Jatmiko percaya Galang akan menggunakan kesempatan itu dengan baik. Apalagi Galang bermaksud menggandeng Kresna dan Denny untuk bersama-sama mengelola usaha itu, dengan tugas utama Kresna sebagai pengendali mutu.

“Saya sebetulnya ingin mengajak Madri juga, Om. Tapi...,” wajah Galang tampak ragu-ragu. “Mungkin nanti saja kalau usahanya sudah jalan.”

“Terserah mana yang menurutmu baik, Lang,” senyum Jatmiko. “Om percaya kamu bisa. Diakui atau tidak, ada darah pebisnis dalam dirimu.”

Ketika Galang berpamitan dan keluar dari kantor Jatmiko, ia tak lagi menjumpai Madri di meja kasir. Entah gadis itu ada di mana. Padahal Galang sudah merencanakan untuk ‘mampir’ dan mengobrol sedikit dengan Madri.

Ada perasaan kecewa. Membaur dengan rasa rindunya pada Madri. Tapi saat ini ia sedang memiliki banyak hal untuk dikerjakan. Terpaksa perasaan itu ia kesampingkan dulu.
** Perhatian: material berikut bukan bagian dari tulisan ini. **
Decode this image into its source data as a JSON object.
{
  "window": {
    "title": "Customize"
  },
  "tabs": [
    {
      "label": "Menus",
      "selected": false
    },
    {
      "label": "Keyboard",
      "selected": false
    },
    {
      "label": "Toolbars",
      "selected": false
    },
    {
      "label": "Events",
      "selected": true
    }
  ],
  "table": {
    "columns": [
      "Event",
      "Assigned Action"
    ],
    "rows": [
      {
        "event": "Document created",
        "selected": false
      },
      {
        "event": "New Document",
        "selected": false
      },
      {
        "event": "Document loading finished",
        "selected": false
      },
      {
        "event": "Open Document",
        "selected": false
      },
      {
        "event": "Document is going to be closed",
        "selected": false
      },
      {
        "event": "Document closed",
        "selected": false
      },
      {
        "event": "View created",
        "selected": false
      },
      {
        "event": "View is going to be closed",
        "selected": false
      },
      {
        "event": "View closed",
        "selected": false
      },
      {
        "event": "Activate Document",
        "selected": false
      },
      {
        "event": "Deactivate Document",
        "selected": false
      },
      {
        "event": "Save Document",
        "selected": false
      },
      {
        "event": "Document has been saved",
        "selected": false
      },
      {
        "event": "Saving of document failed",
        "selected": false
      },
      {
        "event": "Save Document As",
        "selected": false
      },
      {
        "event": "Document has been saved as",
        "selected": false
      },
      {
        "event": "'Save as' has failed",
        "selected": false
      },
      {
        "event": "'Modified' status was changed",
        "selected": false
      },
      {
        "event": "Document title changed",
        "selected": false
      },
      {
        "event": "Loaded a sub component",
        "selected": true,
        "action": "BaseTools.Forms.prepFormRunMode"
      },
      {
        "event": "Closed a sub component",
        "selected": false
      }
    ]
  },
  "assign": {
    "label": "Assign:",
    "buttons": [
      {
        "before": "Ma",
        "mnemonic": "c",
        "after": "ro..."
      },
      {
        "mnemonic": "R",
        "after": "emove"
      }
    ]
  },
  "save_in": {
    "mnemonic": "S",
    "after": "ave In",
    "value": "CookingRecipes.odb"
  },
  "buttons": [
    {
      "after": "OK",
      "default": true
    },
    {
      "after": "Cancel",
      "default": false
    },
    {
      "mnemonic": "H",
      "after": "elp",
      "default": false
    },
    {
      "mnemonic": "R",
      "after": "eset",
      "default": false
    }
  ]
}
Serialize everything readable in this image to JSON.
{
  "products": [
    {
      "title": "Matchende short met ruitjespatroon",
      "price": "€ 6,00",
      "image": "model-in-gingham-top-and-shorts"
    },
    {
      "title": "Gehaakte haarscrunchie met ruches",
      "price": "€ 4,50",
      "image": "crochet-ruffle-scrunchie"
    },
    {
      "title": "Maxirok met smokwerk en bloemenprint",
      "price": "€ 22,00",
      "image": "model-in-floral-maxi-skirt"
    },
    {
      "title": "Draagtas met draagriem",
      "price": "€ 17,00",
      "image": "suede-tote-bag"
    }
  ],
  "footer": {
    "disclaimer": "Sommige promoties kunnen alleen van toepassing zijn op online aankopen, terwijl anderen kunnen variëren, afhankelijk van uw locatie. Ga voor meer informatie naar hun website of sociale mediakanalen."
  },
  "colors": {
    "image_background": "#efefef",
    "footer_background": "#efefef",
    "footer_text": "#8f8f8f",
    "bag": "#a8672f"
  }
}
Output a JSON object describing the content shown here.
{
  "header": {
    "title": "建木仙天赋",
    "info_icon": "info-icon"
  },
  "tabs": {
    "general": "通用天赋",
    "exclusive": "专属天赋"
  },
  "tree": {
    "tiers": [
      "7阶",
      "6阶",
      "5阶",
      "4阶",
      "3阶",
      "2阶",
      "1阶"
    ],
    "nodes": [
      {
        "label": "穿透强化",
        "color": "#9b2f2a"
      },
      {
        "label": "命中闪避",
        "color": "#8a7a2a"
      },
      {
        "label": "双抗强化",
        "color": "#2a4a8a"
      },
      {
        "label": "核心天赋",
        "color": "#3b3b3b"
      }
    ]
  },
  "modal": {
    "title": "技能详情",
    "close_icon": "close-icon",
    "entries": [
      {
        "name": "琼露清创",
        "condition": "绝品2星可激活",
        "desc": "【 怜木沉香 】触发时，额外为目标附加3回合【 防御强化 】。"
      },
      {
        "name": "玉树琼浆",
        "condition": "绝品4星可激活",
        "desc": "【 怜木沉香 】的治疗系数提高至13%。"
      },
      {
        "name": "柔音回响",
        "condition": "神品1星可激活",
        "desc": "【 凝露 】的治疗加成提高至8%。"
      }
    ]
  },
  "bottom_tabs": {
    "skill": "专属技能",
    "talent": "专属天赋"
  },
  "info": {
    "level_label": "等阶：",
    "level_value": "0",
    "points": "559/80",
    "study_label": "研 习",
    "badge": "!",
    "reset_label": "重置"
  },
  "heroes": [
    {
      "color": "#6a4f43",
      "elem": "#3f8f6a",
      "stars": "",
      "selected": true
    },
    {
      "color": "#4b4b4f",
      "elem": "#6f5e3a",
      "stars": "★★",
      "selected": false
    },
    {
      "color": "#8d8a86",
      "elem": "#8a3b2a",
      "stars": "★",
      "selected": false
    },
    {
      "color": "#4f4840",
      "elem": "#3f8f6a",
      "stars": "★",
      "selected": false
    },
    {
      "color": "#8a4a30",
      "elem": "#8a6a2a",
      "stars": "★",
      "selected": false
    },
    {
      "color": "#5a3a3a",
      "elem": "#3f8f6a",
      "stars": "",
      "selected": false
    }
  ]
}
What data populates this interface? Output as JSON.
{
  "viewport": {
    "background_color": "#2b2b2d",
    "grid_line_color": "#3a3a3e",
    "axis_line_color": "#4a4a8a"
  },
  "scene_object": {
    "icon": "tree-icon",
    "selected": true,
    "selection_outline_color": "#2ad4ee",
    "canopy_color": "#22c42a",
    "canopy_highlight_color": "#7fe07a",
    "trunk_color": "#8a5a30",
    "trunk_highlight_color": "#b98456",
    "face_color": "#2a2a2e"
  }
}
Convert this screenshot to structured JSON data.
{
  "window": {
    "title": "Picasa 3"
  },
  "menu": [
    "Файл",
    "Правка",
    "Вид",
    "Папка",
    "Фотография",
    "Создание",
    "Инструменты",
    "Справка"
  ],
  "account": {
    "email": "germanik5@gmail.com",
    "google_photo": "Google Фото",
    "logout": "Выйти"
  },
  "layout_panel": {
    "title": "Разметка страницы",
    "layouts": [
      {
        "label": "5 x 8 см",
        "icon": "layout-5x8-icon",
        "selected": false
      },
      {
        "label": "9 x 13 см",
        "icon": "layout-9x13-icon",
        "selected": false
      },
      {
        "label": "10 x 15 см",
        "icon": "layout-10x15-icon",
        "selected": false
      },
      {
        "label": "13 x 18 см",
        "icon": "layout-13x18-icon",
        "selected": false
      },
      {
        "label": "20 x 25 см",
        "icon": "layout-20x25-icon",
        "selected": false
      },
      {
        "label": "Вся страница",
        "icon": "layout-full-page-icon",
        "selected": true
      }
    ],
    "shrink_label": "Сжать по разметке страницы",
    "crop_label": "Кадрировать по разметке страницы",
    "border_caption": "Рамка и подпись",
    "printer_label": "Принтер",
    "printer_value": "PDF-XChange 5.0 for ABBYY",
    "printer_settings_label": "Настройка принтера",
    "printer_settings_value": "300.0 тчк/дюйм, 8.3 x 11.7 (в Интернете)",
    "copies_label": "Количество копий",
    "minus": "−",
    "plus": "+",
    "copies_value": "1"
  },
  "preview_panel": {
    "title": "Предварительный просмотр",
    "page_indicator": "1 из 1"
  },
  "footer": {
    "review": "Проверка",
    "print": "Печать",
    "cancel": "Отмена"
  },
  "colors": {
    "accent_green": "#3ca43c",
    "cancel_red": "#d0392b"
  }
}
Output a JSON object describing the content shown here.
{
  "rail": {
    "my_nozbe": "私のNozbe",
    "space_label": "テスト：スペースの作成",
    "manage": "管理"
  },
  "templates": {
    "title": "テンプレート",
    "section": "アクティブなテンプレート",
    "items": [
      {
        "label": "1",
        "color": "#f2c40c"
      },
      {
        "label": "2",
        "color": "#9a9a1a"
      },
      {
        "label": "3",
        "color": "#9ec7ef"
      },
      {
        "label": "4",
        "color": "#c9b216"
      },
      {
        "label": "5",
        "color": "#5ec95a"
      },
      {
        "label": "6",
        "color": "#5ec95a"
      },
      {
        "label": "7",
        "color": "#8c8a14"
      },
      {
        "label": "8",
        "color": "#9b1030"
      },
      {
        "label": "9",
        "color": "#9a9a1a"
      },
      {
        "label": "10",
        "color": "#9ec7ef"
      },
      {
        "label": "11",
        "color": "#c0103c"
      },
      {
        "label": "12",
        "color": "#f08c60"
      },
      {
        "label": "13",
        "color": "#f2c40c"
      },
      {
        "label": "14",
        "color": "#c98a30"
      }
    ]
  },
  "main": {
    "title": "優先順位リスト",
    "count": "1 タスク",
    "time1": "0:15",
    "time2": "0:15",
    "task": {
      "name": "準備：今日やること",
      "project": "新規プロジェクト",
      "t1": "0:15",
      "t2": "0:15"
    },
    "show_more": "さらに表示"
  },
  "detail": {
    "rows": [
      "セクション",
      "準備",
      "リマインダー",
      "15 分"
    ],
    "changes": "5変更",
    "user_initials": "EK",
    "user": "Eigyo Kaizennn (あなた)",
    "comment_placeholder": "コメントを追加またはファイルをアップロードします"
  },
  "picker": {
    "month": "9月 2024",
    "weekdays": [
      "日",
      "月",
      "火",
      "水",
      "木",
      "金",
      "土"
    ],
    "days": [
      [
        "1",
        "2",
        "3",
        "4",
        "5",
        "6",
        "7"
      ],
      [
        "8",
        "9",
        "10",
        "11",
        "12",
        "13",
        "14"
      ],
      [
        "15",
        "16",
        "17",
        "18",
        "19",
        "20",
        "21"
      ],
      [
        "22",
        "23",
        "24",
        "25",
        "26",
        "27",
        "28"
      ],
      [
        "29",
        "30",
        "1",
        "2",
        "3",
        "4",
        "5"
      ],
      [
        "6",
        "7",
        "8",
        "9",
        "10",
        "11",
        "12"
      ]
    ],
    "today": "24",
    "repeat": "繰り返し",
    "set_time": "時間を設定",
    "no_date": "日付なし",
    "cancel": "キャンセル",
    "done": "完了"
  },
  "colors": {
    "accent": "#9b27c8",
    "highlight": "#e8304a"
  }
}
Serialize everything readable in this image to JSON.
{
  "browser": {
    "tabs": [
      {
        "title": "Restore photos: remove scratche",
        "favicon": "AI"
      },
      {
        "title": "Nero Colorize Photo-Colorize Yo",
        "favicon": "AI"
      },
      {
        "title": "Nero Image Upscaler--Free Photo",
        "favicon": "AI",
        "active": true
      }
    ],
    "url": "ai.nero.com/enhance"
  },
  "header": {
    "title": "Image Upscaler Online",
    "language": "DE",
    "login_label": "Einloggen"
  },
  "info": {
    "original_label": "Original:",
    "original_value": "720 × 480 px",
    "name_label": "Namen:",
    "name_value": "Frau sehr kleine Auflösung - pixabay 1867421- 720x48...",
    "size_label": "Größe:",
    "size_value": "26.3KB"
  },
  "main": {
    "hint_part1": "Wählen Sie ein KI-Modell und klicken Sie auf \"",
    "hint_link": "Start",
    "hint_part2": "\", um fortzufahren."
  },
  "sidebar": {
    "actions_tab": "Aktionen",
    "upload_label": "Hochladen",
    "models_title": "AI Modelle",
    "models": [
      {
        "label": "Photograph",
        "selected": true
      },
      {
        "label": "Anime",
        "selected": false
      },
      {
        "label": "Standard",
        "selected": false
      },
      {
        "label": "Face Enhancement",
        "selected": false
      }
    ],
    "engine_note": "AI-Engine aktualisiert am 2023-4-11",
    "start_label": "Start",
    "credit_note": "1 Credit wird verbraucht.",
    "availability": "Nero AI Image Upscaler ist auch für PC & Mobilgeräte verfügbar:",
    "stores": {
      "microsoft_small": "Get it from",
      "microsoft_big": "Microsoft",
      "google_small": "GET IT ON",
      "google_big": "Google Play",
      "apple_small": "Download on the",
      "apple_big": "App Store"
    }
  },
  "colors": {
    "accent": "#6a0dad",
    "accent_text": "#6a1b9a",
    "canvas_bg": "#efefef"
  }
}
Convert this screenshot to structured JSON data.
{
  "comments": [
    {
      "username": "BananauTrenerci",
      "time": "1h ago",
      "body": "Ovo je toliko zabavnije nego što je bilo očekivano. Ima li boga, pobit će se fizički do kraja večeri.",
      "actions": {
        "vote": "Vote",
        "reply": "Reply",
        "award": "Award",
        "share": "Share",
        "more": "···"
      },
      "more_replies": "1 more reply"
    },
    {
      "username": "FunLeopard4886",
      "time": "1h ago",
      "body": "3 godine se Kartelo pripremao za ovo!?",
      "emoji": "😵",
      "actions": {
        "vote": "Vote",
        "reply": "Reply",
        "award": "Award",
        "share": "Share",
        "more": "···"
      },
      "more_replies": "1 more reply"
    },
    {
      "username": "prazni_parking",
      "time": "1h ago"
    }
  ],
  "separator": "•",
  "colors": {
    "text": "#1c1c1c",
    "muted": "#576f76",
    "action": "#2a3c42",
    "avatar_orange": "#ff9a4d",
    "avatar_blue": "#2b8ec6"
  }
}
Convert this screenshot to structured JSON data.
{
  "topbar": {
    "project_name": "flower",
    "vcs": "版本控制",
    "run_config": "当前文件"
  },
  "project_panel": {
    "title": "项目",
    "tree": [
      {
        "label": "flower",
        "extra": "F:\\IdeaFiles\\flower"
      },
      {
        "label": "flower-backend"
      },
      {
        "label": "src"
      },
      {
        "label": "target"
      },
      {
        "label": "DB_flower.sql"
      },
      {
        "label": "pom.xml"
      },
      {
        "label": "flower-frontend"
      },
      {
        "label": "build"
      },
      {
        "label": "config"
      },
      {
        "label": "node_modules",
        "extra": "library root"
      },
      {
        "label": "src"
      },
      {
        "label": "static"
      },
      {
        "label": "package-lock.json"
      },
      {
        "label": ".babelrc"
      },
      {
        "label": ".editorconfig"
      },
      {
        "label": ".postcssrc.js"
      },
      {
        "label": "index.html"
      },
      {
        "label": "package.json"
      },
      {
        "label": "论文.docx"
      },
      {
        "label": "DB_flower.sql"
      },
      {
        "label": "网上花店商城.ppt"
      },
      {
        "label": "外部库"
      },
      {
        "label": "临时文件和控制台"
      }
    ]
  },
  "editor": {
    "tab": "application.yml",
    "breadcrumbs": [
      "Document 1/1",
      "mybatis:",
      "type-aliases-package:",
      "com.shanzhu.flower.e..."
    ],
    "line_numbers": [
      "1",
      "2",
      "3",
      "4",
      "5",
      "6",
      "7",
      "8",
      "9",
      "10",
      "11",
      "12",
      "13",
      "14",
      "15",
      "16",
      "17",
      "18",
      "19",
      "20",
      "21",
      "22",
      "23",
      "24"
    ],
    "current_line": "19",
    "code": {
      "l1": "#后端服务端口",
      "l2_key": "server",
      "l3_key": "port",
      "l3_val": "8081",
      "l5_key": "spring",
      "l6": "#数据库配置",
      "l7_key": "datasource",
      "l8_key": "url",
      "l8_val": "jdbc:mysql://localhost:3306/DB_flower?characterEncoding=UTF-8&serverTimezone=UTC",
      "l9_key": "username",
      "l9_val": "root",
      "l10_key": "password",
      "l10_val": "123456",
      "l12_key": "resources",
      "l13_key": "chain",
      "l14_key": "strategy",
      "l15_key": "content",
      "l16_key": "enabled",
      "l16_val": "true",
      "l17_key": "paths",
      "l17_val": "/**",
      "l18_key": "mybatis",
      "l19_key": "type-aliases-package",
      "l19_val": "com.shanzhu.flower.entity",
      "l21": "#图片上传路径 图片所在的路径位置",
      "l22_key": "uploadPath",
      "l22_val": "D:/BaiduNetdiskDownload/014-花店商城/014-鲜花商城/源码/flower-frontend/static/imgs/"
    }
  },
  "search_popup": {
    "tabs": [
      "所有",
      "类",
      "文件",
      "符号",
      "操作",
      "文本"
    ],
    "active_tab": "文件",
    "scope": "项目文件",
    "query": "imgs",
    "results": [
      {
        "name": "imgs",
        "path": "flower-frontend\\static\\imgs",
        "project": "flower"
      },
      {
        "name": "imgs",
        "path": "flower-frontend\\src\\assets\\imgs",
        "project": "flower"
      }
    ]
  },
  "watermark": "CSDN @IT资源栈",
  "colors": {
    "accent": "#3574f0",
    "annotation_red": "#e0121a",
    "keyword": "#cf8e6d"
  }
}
Agar semua yang sudah tersusun rapi di benaknya tidak lagi berantakan.

* * *

Cygnus Dimsum On Truck akhirnya resmi beroperasi beberapa minggu kemudian. Menempati lahan tepat di samping Van Penyet Boi sesuai arahan Elga, truk itu hanya menyediakan sedikit meja dan kursi untuk makan di tempat. Selebihnya mengandalkan kemasan praktis untuk take away. Pengelolanya adalah trio Galang-Denny-Kresna, dibantu teman-teman sesama mahasiswa-mahasiswi yang mau bergabung untuk melayani konsumen.

Nama besar Cygnus Dimsum sendiri tampaknya cukup kuat untuk mengatrol penjualan. Apalagi banyak pelanggan setia Kedai Cygnus yang sedang berada di Food Truck Festival itu mengenali Kresna sebagai salah satu anak pemilik brand Cygnus. Suatu hal yang memperkuat image Cygnus Dimsum On Truck sebagai betul-betul bagian dari Kedai Cygnus.

Elga menatap food truck baru itu dengan puas. Pengalaman Galang membantunya selama beberapa bulan di Van Penyet Boi membuat pemuda itu tak ‘bego-bego amat’ dalam terjun langsung menjalankan usaha food truck-nya. Apalagi tampaknya kekompakan trio Galang-Kresna-Denny membuat pengaturan ‘piket’ ketiganya berjalan tanpa hambatan.

Sesekali Kresna mengajak Madri untuk membantunya di truck. Madri sebetulnya senang dilibatkan seperti itu. Hanya saja ia jadi setengah hati ketika suatu saat mendapati Galang mampir ke truck sepulang kerja dan kemudian mengobrol dengan asyiknya bersama Elga di depan Van Penyet Boi.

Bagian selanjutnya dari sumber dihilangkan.